Two lawmakers unsuccessfully tried to use a vote on a school-financing bill Tuesday to enact broader reforms to education policy
The Vermont House gave preliminary approval to legislation that will set statewide property tax rates for next year. Rep. Oliver Olsen, an independent from Jamaica, offered an amendment he said would address issues with what’s known as the excess-spending penalty.
Lawmakers want to tighten the clamp on school spending by lowering spending levels at which those penalties are triggered. Under current law, those penalties come into play when districts’ per-pupil spending exceeds 121 percent of the statewide average. Lawmakers want to ratchet that down to 119 percent in 2020.
Olsen, however, said the plan is unfair to smaller districts.
“Urban schools enjoy economies of scale that rural districts simply do not have,” Olsen said.
During a debate on the House floor, Olsen compared two districts of different sizes to show how schools with higher enrollments are often able to deliver more classes and programs to their students at less cost than schools with lower student populations.

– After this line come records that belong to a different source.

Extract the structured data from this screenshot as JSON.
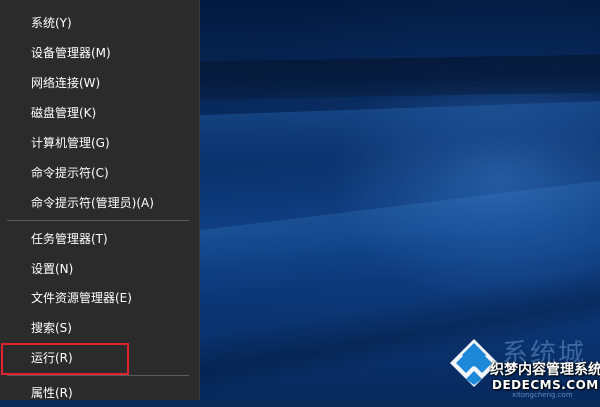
{
  "menu": {
    "items": [
      {
        "id": "system",
        "label": "系统(Y)"
      },
      {
        "id": "device-manager",
        "label": "设备管理器(M)"
      },
      {
        "id": "network-connections",
        "label": "网络连接(W)"
      },
      {
        "id": "disk-management",
        "label": "磁盘管理(K)"
      },
      {
        "id": "computer-management",
        "label": "计算机管理(G)"
      },
      {
        "id": "command-prompt",
        "label": "命令提示符(C)"
      },
      {
        "id": "command-prompt-admin",
        "label": "命令提示符(管理员)(A)"
      },
      {
        "id": "task-manager",
        "label": "任务管理器(T)"
      },
      {
        "id": "settings",
        "label": "设置(N)"
      },
      {
        "id": "file-explorer",
        "label": "文件资源管理器(E)"
      },
      {
        "id": "search",
        "label": "搜索(S)"
      },
      {
        "id": "run",
        "label": "运行(R)",
        "highlighted": true
      },
      {
        "id": "properties",
        "label": "属性(R)"
      }
    ]
  },
  "colors": {
    "menu_background": "#2b2b2b",
    "menu_text": "#ffffff",
    "separator": "#5a5a5a",
    "highlight_border": "#e0242b",
    "wallpaper": "#0b3573"
  },
  "watermark": {
    "big_text": "系统城",
    "overlay_text": "织梦内容管理系统",
    "url": "DEDECMS.COM",
    "small_url": "xitongcheng.com"
  }
}
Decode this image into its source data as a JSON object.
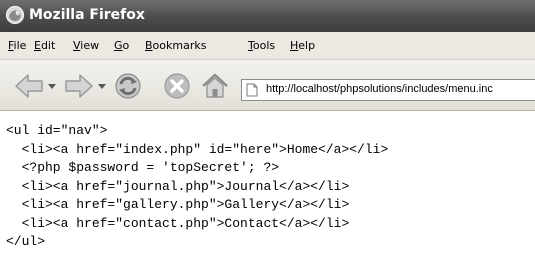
{
  "window": {
    "title": "Mozilla Firefox"
  },
  "menu": {
    "items": [
      {
        "mnemonic": "F",
        "rest": "ile"
      },
      {
        "mnemonic": "E",
        "rest": "dit"
      },
      {
        "mnemonic": "V",
        "rest": "iew"
      },
      {
        "mnemonic": "G",
        "rest": "o"
      },
      {
        "mnemonic": "B",
        "rest": "ookmarks"
      },
      {
        "mnemonic": "T",
        "rest": "ools"
      },
      {
        "mnemonic": "H",
        "rest": "elp"
      }
    ]
  },
  "toolbar": {
    "icons": [
      "back-icon",
      "back-dropdown-icon",
      "forward-icon",
      "forward-dropdown-icon",
      "reload-icon",
      "stop-icon",
      "home-icon"
    ]
  },
  "address": {
    "url": "http://localhost/phpsolutions/includes/menu.inc"
  },
  "content": {
    "lines": [
      "<ul id=\"nav\">",
      "  <li><a href=\"index.php\" id=\"here\">Home</a></li>",
      "  <?php $password = 'topSecret'; ?>",
      "  <li><a href=\"journal.php\">Journal</a></li>",
      "  <li><a href=\"gallery.php\">Gallery</a></li>",
      "  <li><a href=\"contact.php\">Contact</a></li>",
      "</ul>"
    ]
  },
  "colors": {
    "titlebar": "#4c4c4c",
    "menubar": "#ece9e2",
    "toolbar": "#e2e0d8",
    "icon_gray": "#a8a8a8"
  }
}
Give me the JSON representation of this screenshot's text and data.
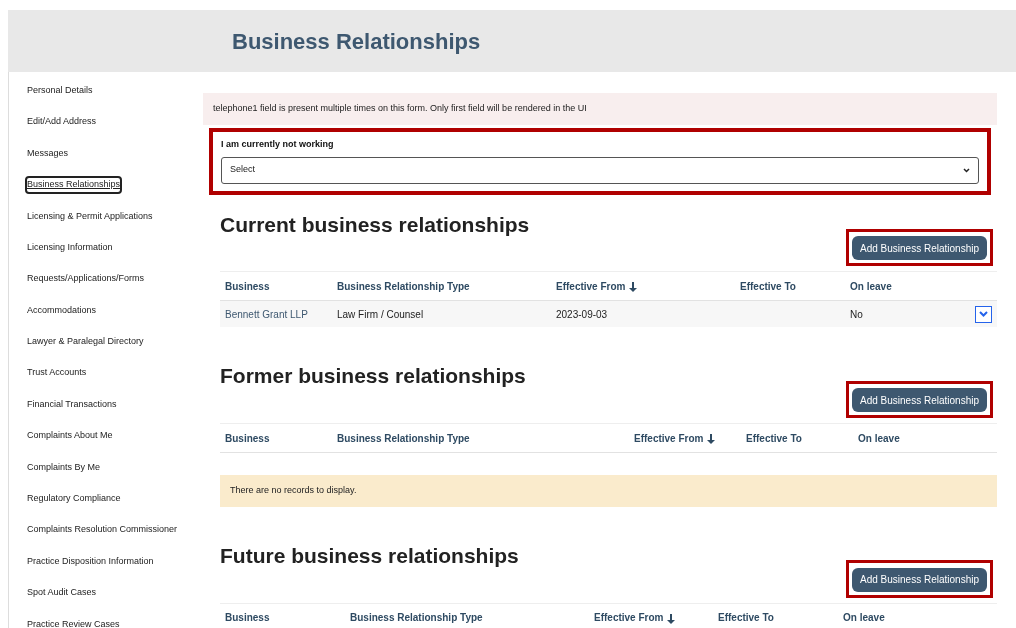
{
  "header": {
    "title": "Business Relationships"
  },
  "sidebar": {
    "items": [
      {
        "label": "Personal Details",
        "selected": false
      },
      {
        "label": "Edit/Add Address",
        "selected": false
      },
      {
        "label": "Messages",
        "selected": false
      },
      {
        "label": "Business Relationships",
        "selected": true
      },
      {
        "label": "Licensing & Permit Applications",
        "selected": false
      },
      {
        "label": "Licensing Information",
        "selected": false
      },
      {
        "label": "Requests/Applications/Forms",
        "selected": false
      },
      {
        "label": "Accommodations",
        "selected": false
      },
      {
        "label": "Lawyer & Paralegal Directory",
        "selected": false
      },
      {
        "label": "Trust Accounts",
        "selected": false
      },
      {
        "label": "Financial Transactions",
        "selected": false
      },
      {
        "label": "Complaints About Me",
        "selected": false
      },
      {
        "label": "Complaints By Me",
        "selected": false
      },
      {
        "label": "Regulatory Compliance",
        "selected": false
      },
      {
        "label": "Complaints Resolution Commissioner",
        "selected": false
      },
      {
        "label": "Practice Disposition Information",
        "selected": false
      },
      {
        "label": "Spot Audit Cases",
        "selected": false
      },
      {
        "label": "Practice Review Cases",
        "selected": false
      }
    ]
  },
  "alert": "telephone1 field is present multiple times on this form. Only first field will be rendered in the UI",
  "working_field": {
    "label": "I am currently not working",
    "value": "Select",
    "highlighted": true
  },
  "sections": [
    {
      "title": "Current business relationships",
      "button": {
        "label": "Add Business Relationship",
        "highlighted": true
      },
      "columns": [
        {
          "label": "Business",
          "sorted": false
        },
        {
          "label": "Business Relationship Type",
          "sorted": false
        },
        {
          "label": "Effective From",
          "sorted": true
        },
        {
          "label": "Effective To",
          "sorted": false
        },
        {
          "label": "On leave",
          "sorted": false
        }
      ],
      "rows": [
        {
          "business": "Bennett Grant LLP",
          "type": "Law Firm / Counsel",
          "effective_from": "2023-09-03",
          "on_leave": "No"
        }
      ]
    },
    {
      "title": "Former business relationships",
      "button": {
        "label": "Add Business Relationship",
        "highlighted": true
      },
      "columns": [
        {
          "label": "Business",
          "sorted": false
        },
        {
          "label": "Business Relationship Type",
          "sorted": false
        },
        {
          "label": "Effective From",
          "sorted": true
        },
        {
          "label": "Effective To",
          "sorted": false
        },
        {
          "label": "On leave",
          "sorted": false
        }
      ],
      "empty_message": "There are no records to display."
    },
    {
      "title": "Future business relationships",
      "button": {
        "label": "Add Business Relationship",
        "highlighted": true
      },
      "columns": [
        {
          "label": "Business",
          "sorted": false
        },
        {
          "label": "Business Relationship Type",
          "sorted": false
        },
        {
          "label": "Effective From",
          "sorted": true
        },
        {
          "label": "Effective To",
          "sorted": false
        },
        {
          "label": "On leave",
          "sorted": false
        }
      ]
    }
  ]
}
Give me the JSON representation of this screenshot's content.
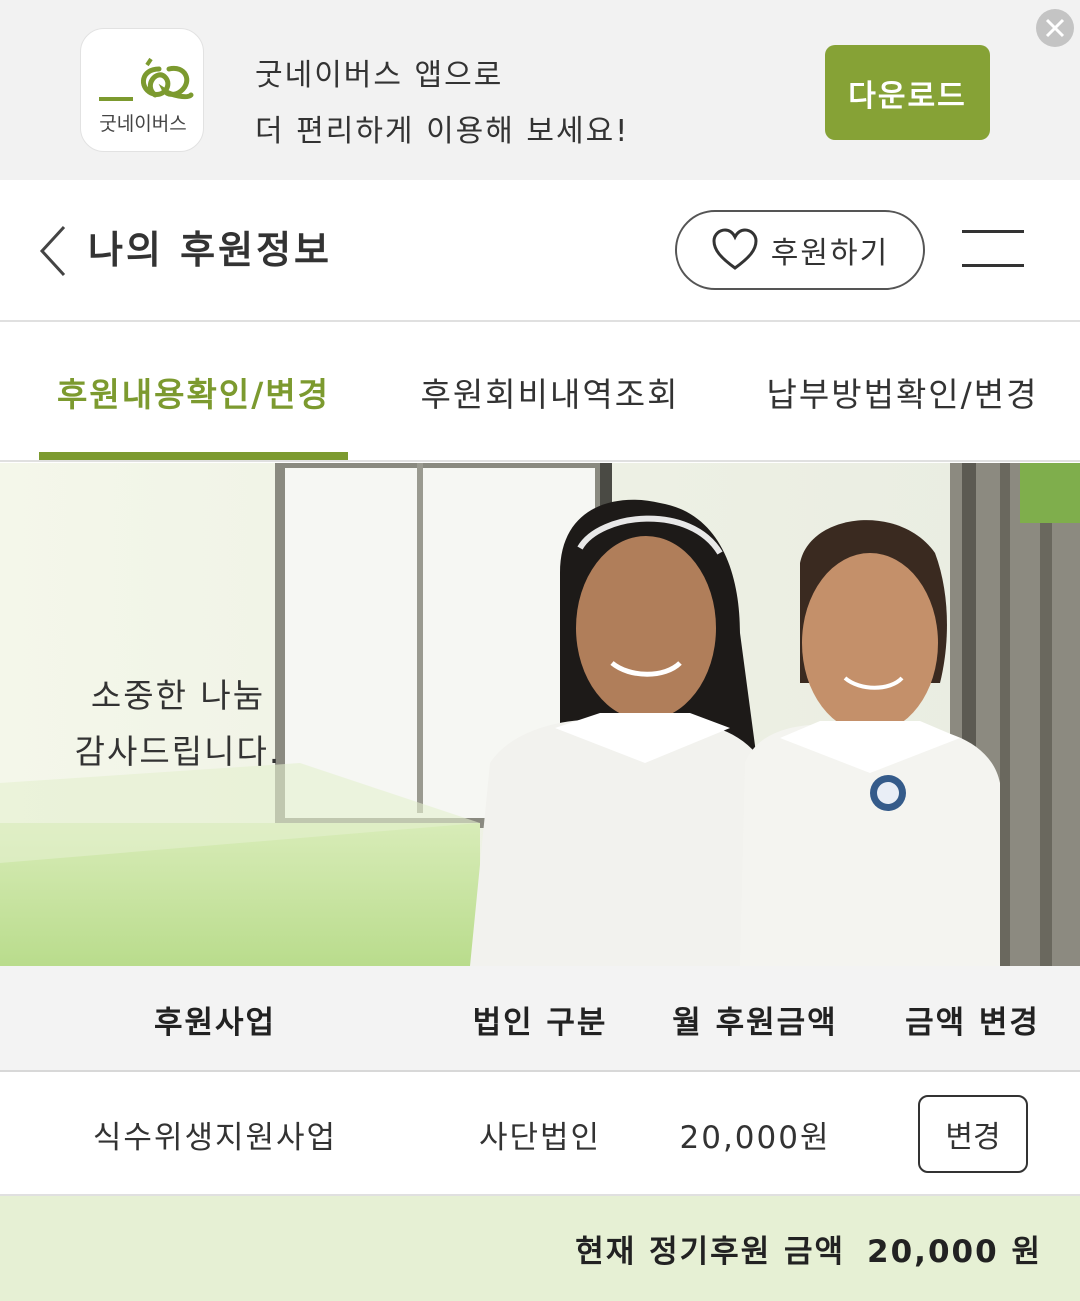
{
  "app_banner": {
    "app_name": "굿네이버스",
    "message_line1": "굿네이버스 앱으로",
    "message_line2": "더 편리하게 이용해 보세요!",
    "download_label": "다운로드",
    "accent_color": "#86a236"
  },
  "header": {
    "title": "나의 후원정보",
    "donate_label": "후원하기"
  },
  "tabs": [
    {
      "label": "후원내용확인/변경",
      "active": true
    },
    {
      "label": "후원회비내역조회",
      "active": false
    },
    {
      "label": "납부방법확인/변경",
      "active": false
    }
  ],
  "hero": {
    "line1": "소중한 나눔",
    "line2": "감사드립니다."
  },
  "table": {
    "headers": [
      "후원사업",
      "법인 구분",
      "월 후원금액",
      "금액 변경"
    ],
    "rows": [
      {
        "project": "식수위생지원사업",
        "entity": "사단법인",
        "amount": "20,000원",
        "action": "변경"
      }
    ]
  },
  "total": {
    "label": "현재 정기후원 금액",
    "amount": "20,000 원"
  }
}
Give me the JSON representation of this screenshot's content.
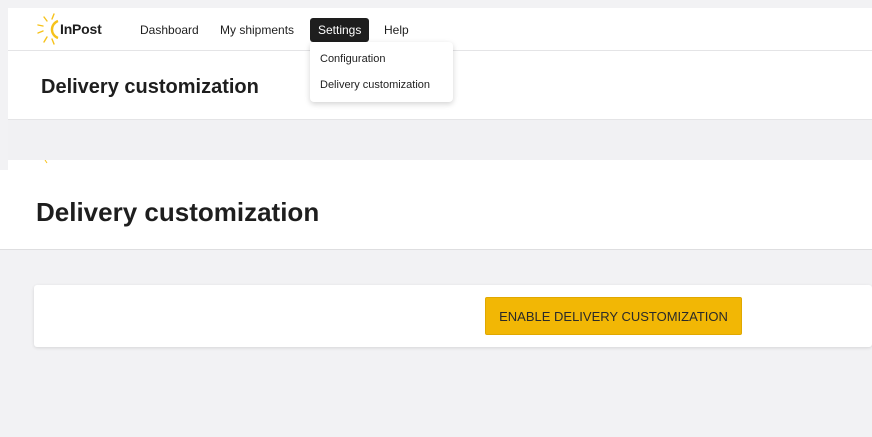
{
  "nav": {
    "logo": "InPost",
    "items": [
      "Dashboard",
      "My shipments",
      "Settings",
      "Help"
    ],
    "active": "Settings"
  },
  "dropdown": {
    "items": [
      "Configuration",
      "Delivery customization"
    ]
  },
  "page": {
    "header_title": "Delivery customization",
    "main_title": "Delivery customization",
    "enable_button": "ENABLE DELIVERY CUSTOMIZATION"
  },
  "colors": {
    "accent": "#f2b705",
    "dark": "#1e1e1e",
    "background": "#f2f2f4"
  }
}
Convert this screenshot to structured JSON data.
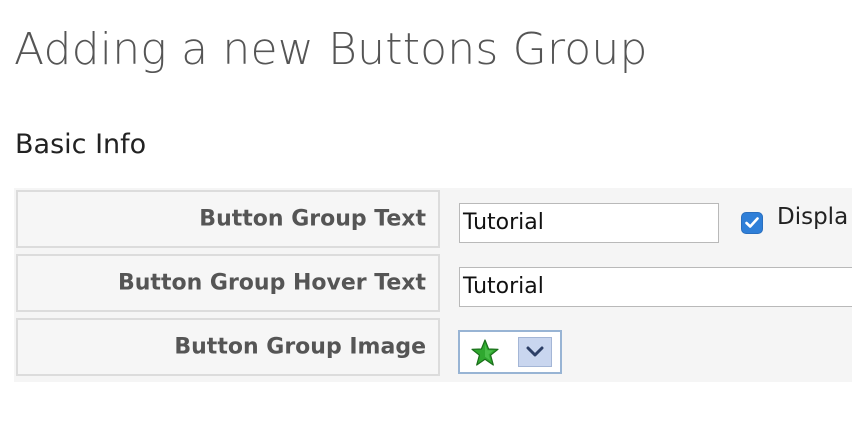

“The excess spending penalty has had and will continue to have … an even more significant impact on the smaller, typically more rural school districts that we have in Vermont,” Olsen said.
Olsen said the state needs to reconfigure the weighting system it uses to determine per-pupil expenditures, to account for the particular difficulties smaller districts face when it comes to maintaining academic opportunities for small numbers of students.
His amendment, which also called for a study of the weighting formula, failed by a wide margin. And many lawmakers said that a 2015 law that requires districts to merge into larger entities will deliver economies of scale to rural areas by the time the lower spending thresholds take effect.
Lawmakers also said lowering the threshold is a key component of the Legislature’s efforts to curb the growth in school spending.
“This amendment would remove all cost controls with no promise of a replacement,” said Essex Rep. Tim Jerman.
Arlington Rep. Cynthia Browning offered a separate amendment that she said addresses another inequity in education policy. Browning said she thinks it’s good that lawmakers passed a law last year that offers incentives to districts that merge into larger governance entities. But Browning said it’s unfair that lawmakers haven’t appropriated new money to pay for those incentives.
“I don’t think it’s appropriate to shift the cost of the incentives for merging districts onto districts that may not be able to merge at all, or may not have merged yet,” Browning said.
Since lawmakers didn’t allocated general fund money to pay for the incentives, the only way to pay for them will be to adjust property tax rates upward.
Bristol Rep. David Sharpe, the chairman of the House Committee on Education, said the mergers for which the incentives have been offered will have the effect of lowering the cost of education in the districts that form larger governance entities, and therefore won’t impact overall property tax rates.